AT&T announced net income of $3.23 billion, or 55 cents a share, up 5.5 percent from $3.06 billion, or 50 cents a share, a year ago. Revenue rose 4 percent, to $31.3 billion from $30.3 billion a year ago, largely because of wireless gains. The $900 million payment to Apple amounted to 10 cents a share.
Investors, though, might be forgiven if they missed any halo after watching AT&T’s shares drop Wednesday by $1.95, or 7.6 percent, to close at $23.78. Analysts said the iPhone’s negative impact on earnings caught them and investors off guard.
There is also uncertainty — if sales of the iPhone continue at this pace — about how much more AT&T will have to pay Apple next quarter. (AT&T also had costs related to Hurricane Ike, amounting to about 2 cents a share.)
But Roger Entner, a senior vice president at IAG Research, which studies market trends, said iPhone sales made now would pay off in the long term because they provide AT&T with more predictable earnings. In the quarter, the company had 50.5 percent growth in wireless data revenue from Internet access, text messaging, e-mail and other services. Total wireless revenue was up 15.4 percent.
“That is a short-sighted view,” Mr. Entner said of concerns about iPhone sales. “It is a nice problem to have.”
The company said it added two million new customers, totaling 74.9 million subscribers over all. AT&T also said that 40 percent of the iPhone accounts were new customers.
And fewer customers are leaving. Churn, or the percentage of customers switching to a rival carrier, dropped to 1.2 percent, compared with 1.3 percent in the previous quarter. AT&T plans to begin selling the new BlackBerry Bold, Research in Motion’s consumer-oriented smartphone, on Nov. 4., which it hopes will increase the flow of new customers.
The company tries to play down any effects of the ailing economy, but some analysts are concerned about losses in the wired phone business, a trend that is affecting all telephone companies.
AT&T is losing phone lines at the rate of 12 percent, on an annualized basis, said Craig E. Moffett, a research analyst at Sanford C. Bernstein. “Our worry has been that wireline telephony is increasingly viewed as a discretionary item,” he said. “The easy alternative of cutting the cord” or switching to a lower-price cable company, he added, “threatens to make an already bad situation worse.”

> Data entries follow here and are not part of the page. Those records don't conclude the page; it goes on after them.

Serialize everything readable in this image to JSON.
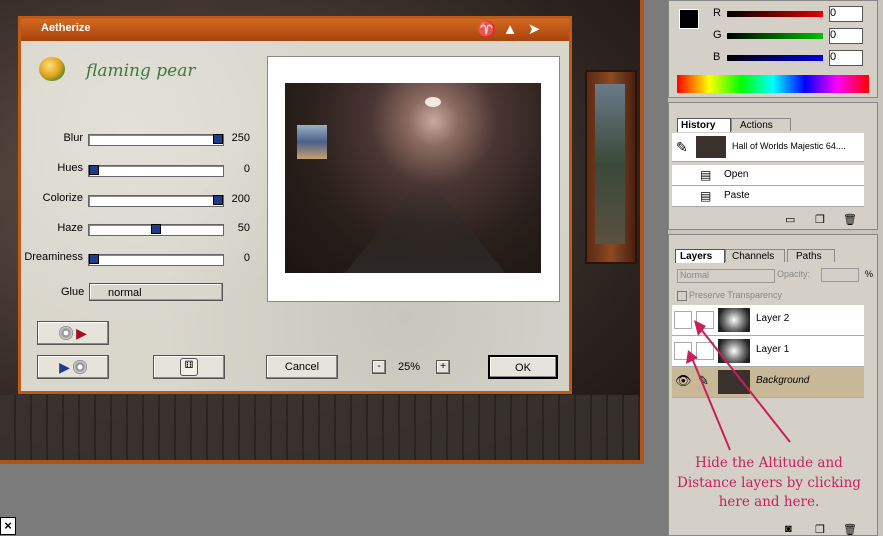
{
  "dialog": {
    "title": "Aetherize",
    "brand": "flaming pear",
    "sliders": [
      {
        "label": "Blur",
        "value": "250",
        "fraction": 1.0
      },
      {
        "label": "Hues",
        "value": "0",
        "fraction": 0.0
      },
      {
        "label": "Colorize",
        "value": "200",
        "fraction": 1.0
      },
      {
        "label": "Haze",
        "value": "50",
        "fraction": 0.5
      },
      {
        "label": "Dreaminess",
        "value": "0",
        "fraction": 0.0
      }
    ],
    "glue_label": "Glue",
    "glue_value": "normal",
    "cancel_label": "Cancel",
    "ok_label": "OK",
    "zoom_minus": "-",
    "zoom_value": "25%",
    "zoom_plus": "+"
  },
  "color_palette": {
    "r_label": "R",
    "r_value": "0",
    "g_label": "G",
    "g_value": "0",
    "b_label": "B",
    "b_value": "0"
  },
  "history": {
    "tabs": [
      "History",
      "Actions"
    ],
    "snapshot": "Hall of Worlds Majestic 64....",
    "items": [
      "Open",
      "Paste"
    ]
  },
  "layers": {
    "tabs": [
      "Layers",
      "Channels",
      "Paths"
    ],
    "blend_mode": "Normal",
    "opacity_label": "Opacity:",
    "percent": "%",
    "preserve": "Preserve Transparency",
    "items": [
      {
        "name": "Layer 2",
        "visible": false
      },
      {
        "name": "Layer 1",
        "visible": false
      },
      {
        "name": "Background",
        "visible": true
      }
    ]
  },
  "annotation": "Hide the Altitude and Distance layers by clicking here and here.",
  "close_glyph": "×",
  "colors": {
    "accent": "#c05a14",
    "annotation": "#c8205a",
    "slider_thumb": "#1e3c8a"
  }
}
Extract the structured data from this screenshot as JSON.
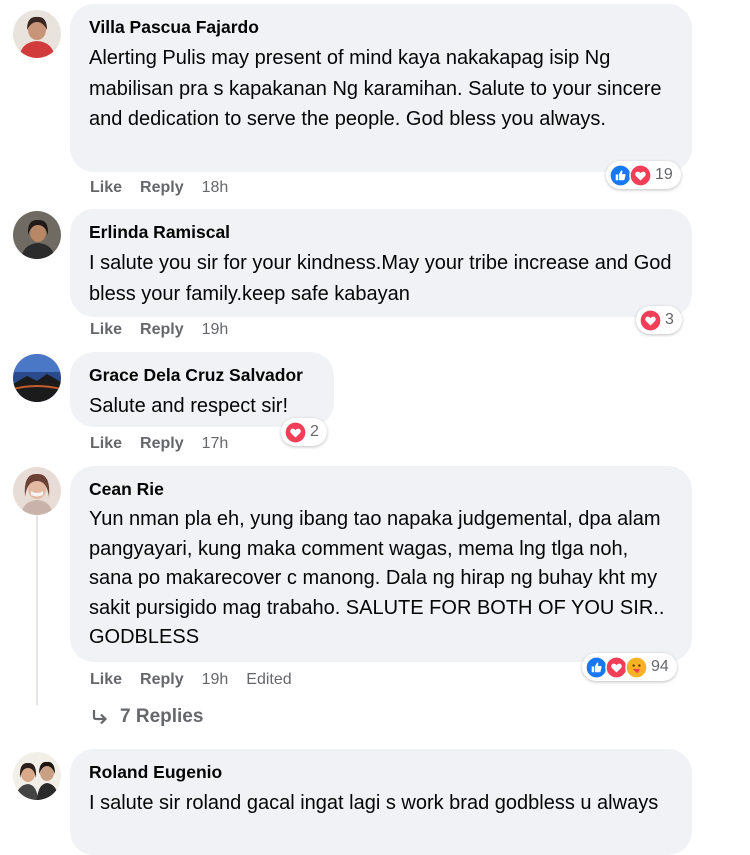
{
  "comments": [
    {
      "author": "Villa Pascua Fajardo",
      "text": "Alerting Pulis may present of mind kaya nakakapag isip Ng mabilisan pra s kapakanan Ng karamihan. Salute to your sincere and dedication to serve the people. God bless you always.",
      "like": "Like",
      "reply": "Reply",
      "time": "18h",
      "reaction_count": "19"
    },
    {
      "author": "Erlinda Ramiscal",
      "text": "I salute you sir for your kindness.May your tribe increase and God bless your family.keep safe kabayan",
      "like": "Like",
      "reply": "Reply",
      "time": "19h",
      "reaction_count": "3"
    },
    {
      "author": "Grace Dela Cruz Salvador",
      "text": "Salute and respect sir!",
      "like": "Like",
      "reply": "Reply",
      "time": "17h",
      "reaction_count": "2"
    },
    {
      "author": "Cean Rie",
      "text": "Yun nman pla eh, yung ibang tao napaka judgemental, dpa alam pangyayari, kung maka comment wagas, mema lng tlga noh, sana po makarecover c manong. Dala ng hirap ng buhay kht my sakit pursigido mag trabaho. SALUTE FOR BOTH OF YOU SIR.. GODBLESS",
      "like": "Like",
      "reply": "Reply",
      "time": "19h",
      "edited": "Edited",
      "reaction_count": "94",
      "replies_label": "7 Replies"
    },
    {
      "author": "Roland Eugenio",
      "text": "I salute sir roland gacal ingat lagi s work brad godbless u always"
    }
  ],
  "colors": {
    "like": "#1877f2",
    "love": "#f33e58",
    "care": "#f7b125",
    "meta": "#65676b",
    "bubble": "#f0f2f5"
  },
  "icons": [
    "like-reaction-icon",
    "love-reaction-icon",
    "care-reaction-icon",
    "reply-arrow-icon"
  ]
}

In the conference call with securities analysts, Richard Lindner, AT&T’s chief financial officer, said the company was reorganizing to make it easier to sell customers data services across a number of devices, including phones, televisions and computers.
He acknowledged that the company’s high-speed Internet service to the home was growing slowly, adding only 148,000 customers in the quarter, compared with 499,000 a year earlier. The service has been trumped by cable companies, which analysts said were offering more competitive deals. AT&T has also had limited growth in the fledgling U-Verse, its television service, which gained 232,000 new customers in the quarter — for a total of 781,000 — and is expected to exceed its goal of 1 million customers by year end.
Mr. Lindner said AT&T was not immune to the economic crisis but added that “our business mix is more resilient than most.” He added that, “while the macro environment is not ideal, there are ways to improve.”
He said the company planned to use free cash flow to reduce its $76.8 billion in debt. “I think that is a prudent way to operate in this environment,” he said, adding that the company was looking at other ways to cut costs.